For the study, published in PNAS, Huang and his team analyzed 76 preterm and term newborns 31 to 42 postmenstrual weeks in age.
They used MRIs to analyze the newborns’ entire cerebral cortex and provided two measurements focusing on the brain’s microstructural organization and complexity.
Such measurements allowed the team to detect unusual interconnections in the brain indicating autism. Researchers said the findings could offer an imaging biomarker of ASD in newborns. However, Huang noted that further studies are required to confirm if their approach can reliably predict ASD risk.
The researchers plan to conduct a follow-up study to see whether a child will have ASD symptoms at age 2. They also aim to create a “Brain Chart” that will provide a baseline standard for typical measurements of brain development, which will support pediatricians’ growth chart that incorporates standard measures of child height and weight.

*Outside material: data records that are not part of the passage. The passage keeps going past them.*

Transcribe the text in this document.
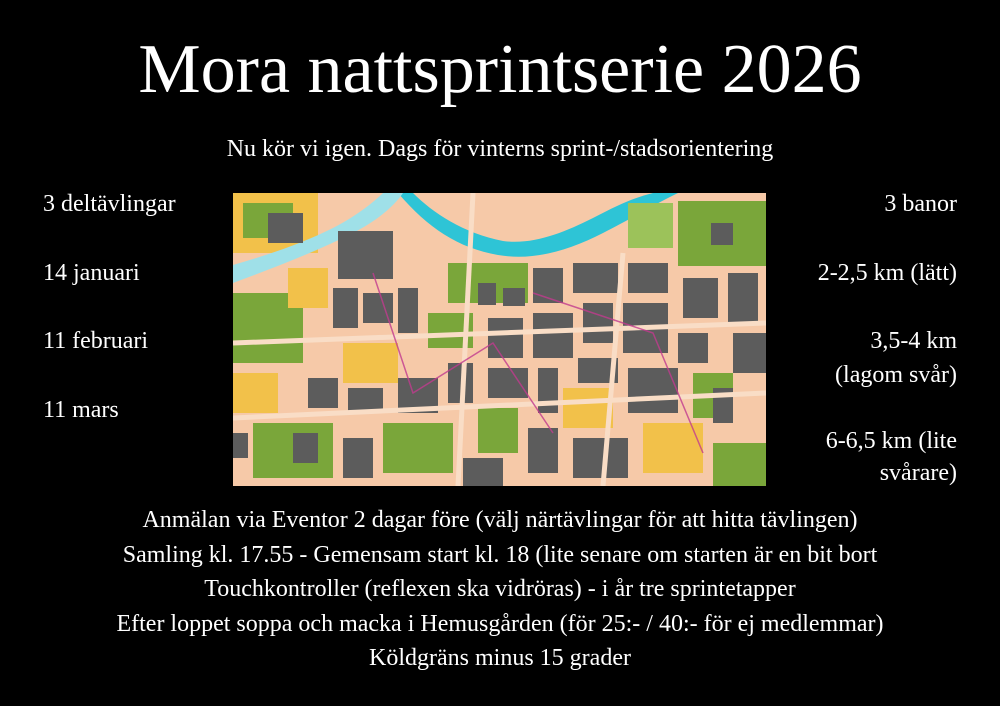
Mora nattsprintserie 2026
Nu kör vi igen. Dags för vinterns sprint-/stadsorientering
3 deltävlingar
14 januari
11 februari
11 mars
3 banor
2-2,5 km (lätt)
3,5-4 km
(lagom svår)
6-6,5 km (lite
svårare)
Anmälan via Eventor 2 dagar före (välj närtävlingar för att hitta tävlingen)
Samling kl. 17.55 - Gemensam start kl. 18 (lite senare om starten är en bit bort
Touchkontroller (reflexen ska vidröras) - i år tre sprintetapper
Efter loppet soppa och macka i Hemusgården (för 25:- / 40:- för ej medlemmar)
Köldgräns minus 15 grader
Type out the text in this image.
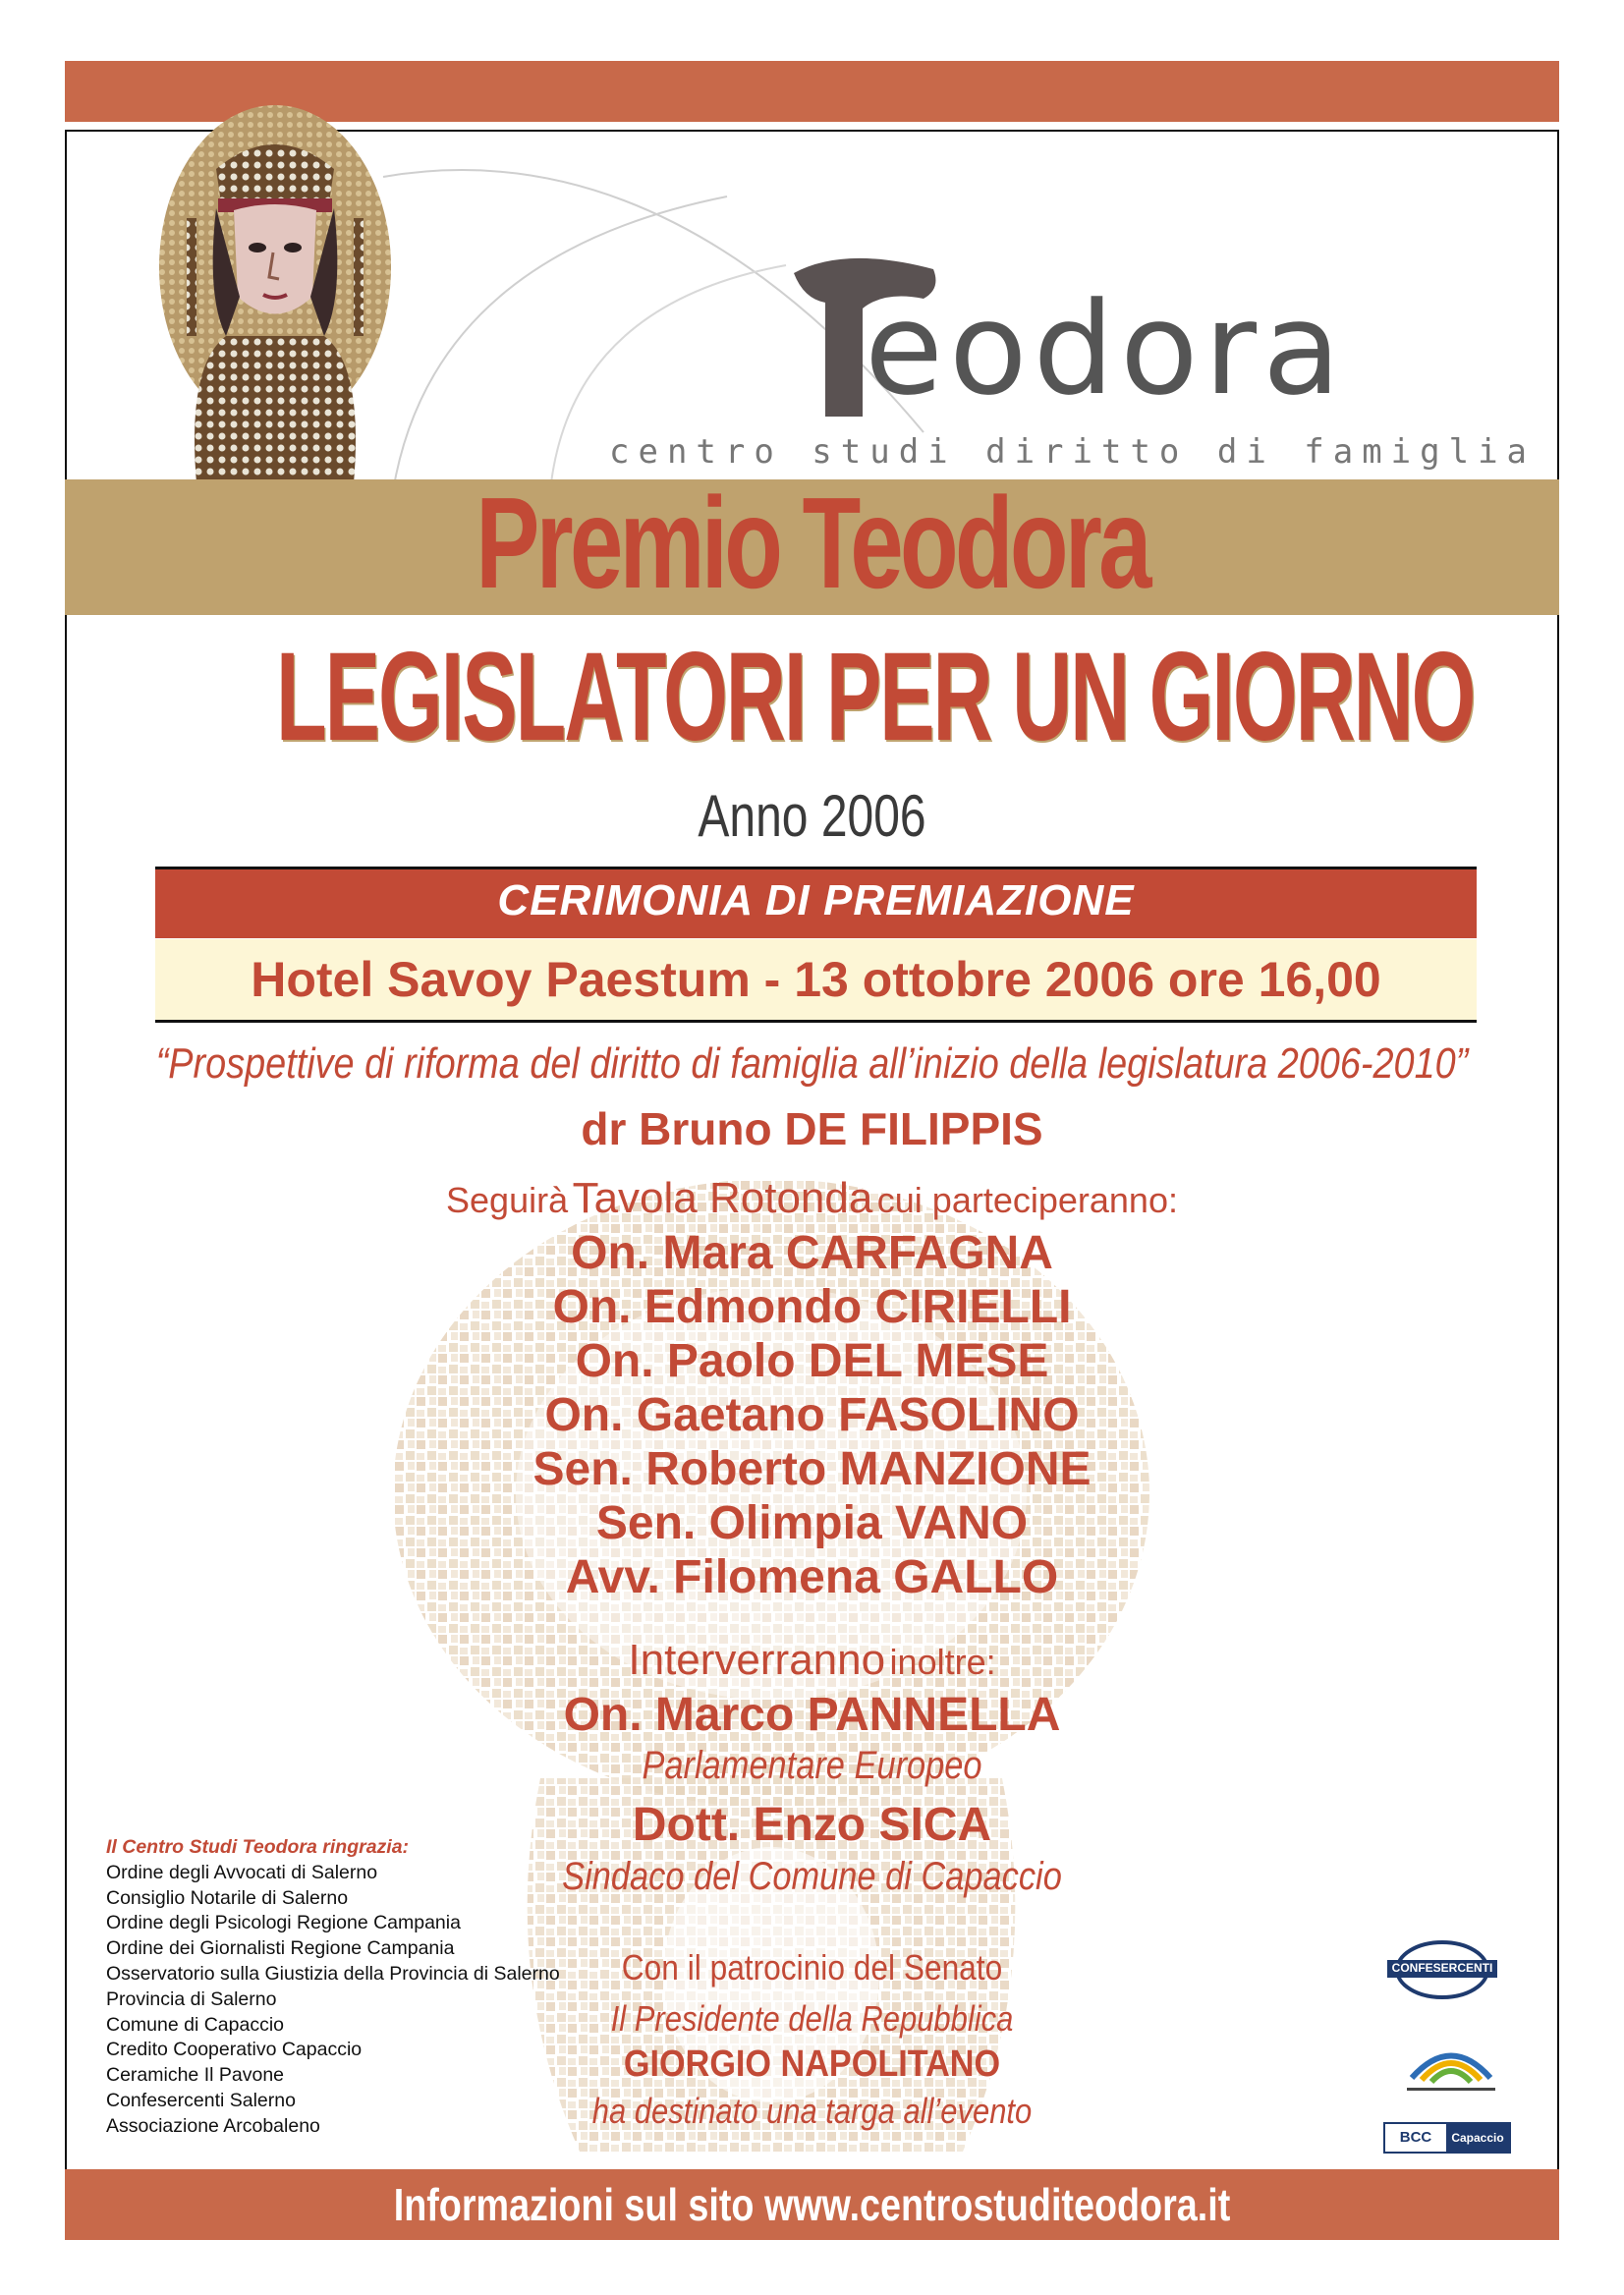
eodora
centro studi diritto di famiglia
Premio Teodora
LEGISLATORI PER UN GIORNO
Anno 2006
CERIMONIA DI PREMIAZIONE
Hotel Savoy Paestum - 13 ottobre 2006 ore 16,00
“Prospettive di riforma del diritto di famiglia all’inizio della legislatura 2006-2010”
dr Bruno DE FILIPPIS
Seguirà Tavola Rotonda cui parteciperanno:
On. Mara CARFAGNA
On. Edmondo CIRIELLI
On. Paolo DEL MESE
On. Gaetano FASOLINO
Sen. Roberto MANZIONE
Sen. Olimpia VANO
Avv. Filomena GALLO
Interverranno inoltre:
On. Marco PANNELLA
Parlamentare Europeo
Dott. Enzo SICA
Sindaco del Comune di Capaccio
Con il patrocinio del Senato
Il Presidente della Repubblica
GIORGIO NAPOLITANO
ha destinato una targa all’evento
Il Centro Studi Teodora ringrazia:
Ordine degli Avvocati di Salerno
Consiglio Notarile di Salerno
Ordine degli Psicologi Regione Campania
Ordine dei Giornalisti Regione Campania
Osservatorio sulla Giustizia della Provincia di Salerno
Provincia di Salerno
Comune di Capaccio
Credito Cooperativo Capaccio
Ceramiche Il Pavone
Confesercenti Salerno
Associazione Arcobaleno
CONFESERCENTI
BCC	Capaccio
Informazioni sul sito www.centrostuditeodora.it
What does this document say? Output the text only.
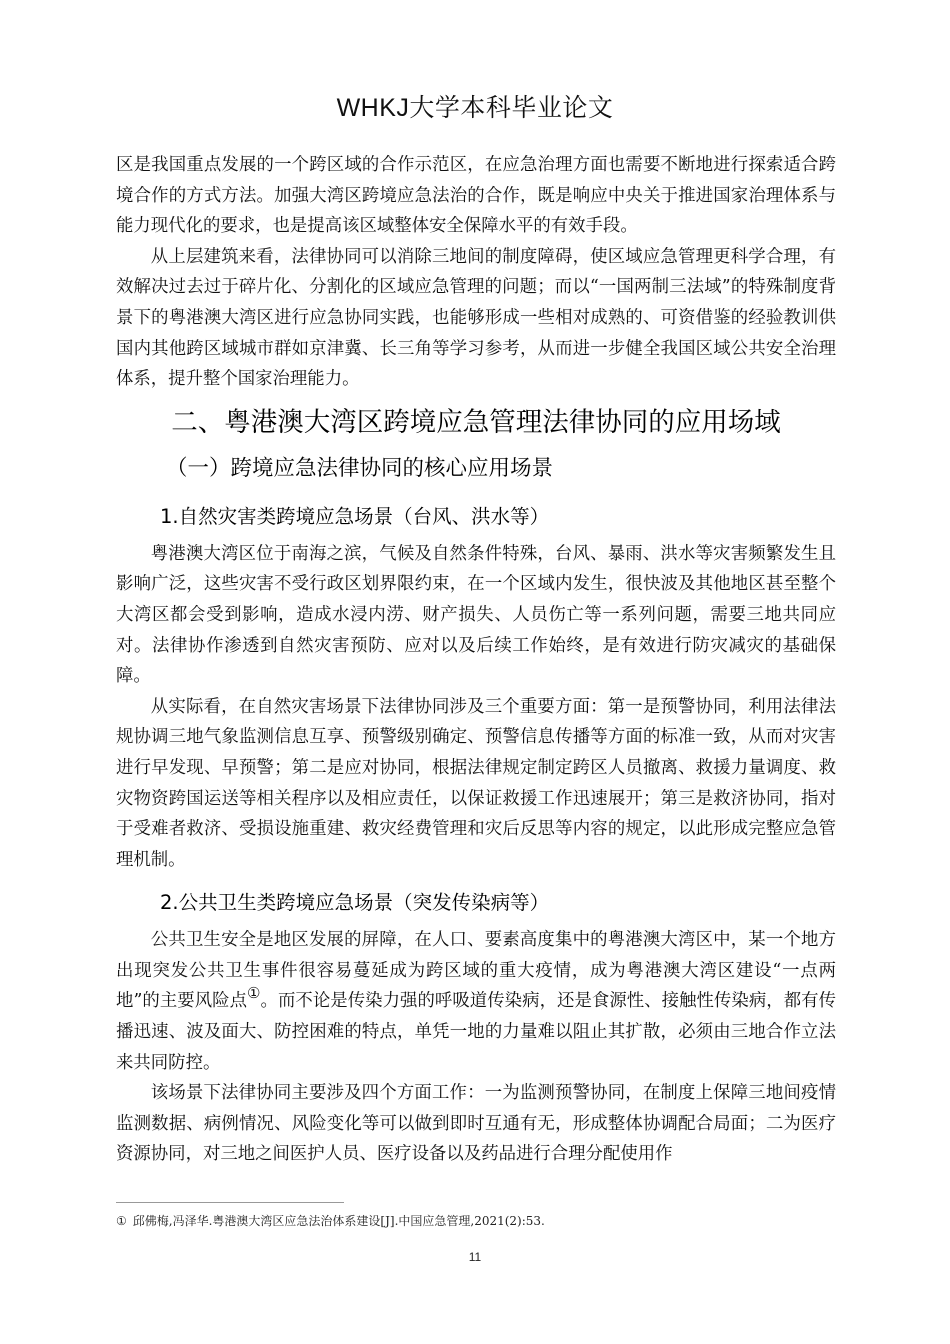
WHKJ大学本科毕业论文

区是我国重点发展的一个跨区域的合作示范区，在应急治理方面也需要不断地进行探索适合跨境合作的方式方法。加强大湾区跨境应急法治的合作，既是响应中央关于推进国家治理体系与能力现代化的要求，也是提高该区域整体安全保障水平的有效手段。

从上层建筑来看，法律协同可以消除三地间的制度障碍，使区域应急管理更科学合理，有效解决过去过于碎片化、分割化的区域应急管理的问题；而以“一国两制三法域”的特殊制度背景下的粤港澳大湾区进行应急协同实践，也能够形成一些相对成熟的、可资借鉴的经验教训供国内其他跨区域城市群如京津冀、长三角等学习参考，从而进一步健全我国区域公共安全治理体系，提升整个国家治理能力。

二、粤港澳大湾区跨境应急管理法律协同的应用场域
（一）跨境应急法律协同的核心应用场景
1.自然灾害类跨境应急场景（台风、洪水等）

粤港澳大湾区位于南海之滨，气候及自然条件特殊，台风、暴雨、洪水等灾害频繁发生且影响广泛，这些灾害不受行政区划界限约束，在一个区域内发生，很快波及其他地区甚至整个大湾区都会受到影响，造成水浸内涝、财产损失、人员伤亡等一系列问题，需要三地共同应对。法律协作渗透到自然灾害预防、应对以及后续工作始终，是有效进行防灾减灾的基础保障。

从实际看，在自然灾害场景下法律协同涉及三个重要方面：第一是预警协同，利用法律法规协调三地气象监测信息互享、预警级别确定、预警信息传播等方面的标准一致，从而对灾害进行早发现、早预警；第二是应对协同，根据法律规定制定跨区人员撤离、救援力量调度、救灾物资跨国运送等相关程序以及相应责任，以保证救援工作迅速展开；第三是救济协同，指对于受难者救济、受损设施重建、救灾经费管理和灾后反思等内容的规定，以此形成完整应急管理机制。

2.公共卫生类跨境应急场景（突发传染病等）

公共卫生安全是地区发展的屏障，在人口、要素高度集中的粤港澳大湾区中，某一个地方出现突发公共卫生事件很容易蔓延成为跨区域的重大疫情，成为粤港澳大湾区建设“一点两地”的主要风险点①。而不论是传染力强的呼吸道传染病，还是食源性、接触性传染病，都有传播迅速、波及面大、防控困难的特点，单凭一地的力量难以阻止其扩散，必须由三地合作立法来共同防控。

该场景下法律协同主要涉及四个方面工作：一为监测预警协同，在制度上保障三地间疫情监测数据、病例情况、风险变化等可以做到即时互通有无，形成整体协调配合局面；二为医疗资源协同，对三地之间医护人员、医疗设备以及药品进行合理分配使用作

① 邱佛梅,冯泽华.粤港澳大湾区应急法治体系建设[J].中国应急管理,2021(2):53.
11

Currently, there is no medical test, such as blood test, to diagnose ASD, according to the Centers for Disease Control and Prevention. Doctors use developmental screening and comprehensive diagnostic evaluation to determine the disorder.
The two available procedures rely only on the child’s behavior and development, which commonly take up to 18 months after the child’s birth. However, doctors consider an ASD diagnosis reliable when done with babies at the age of 2.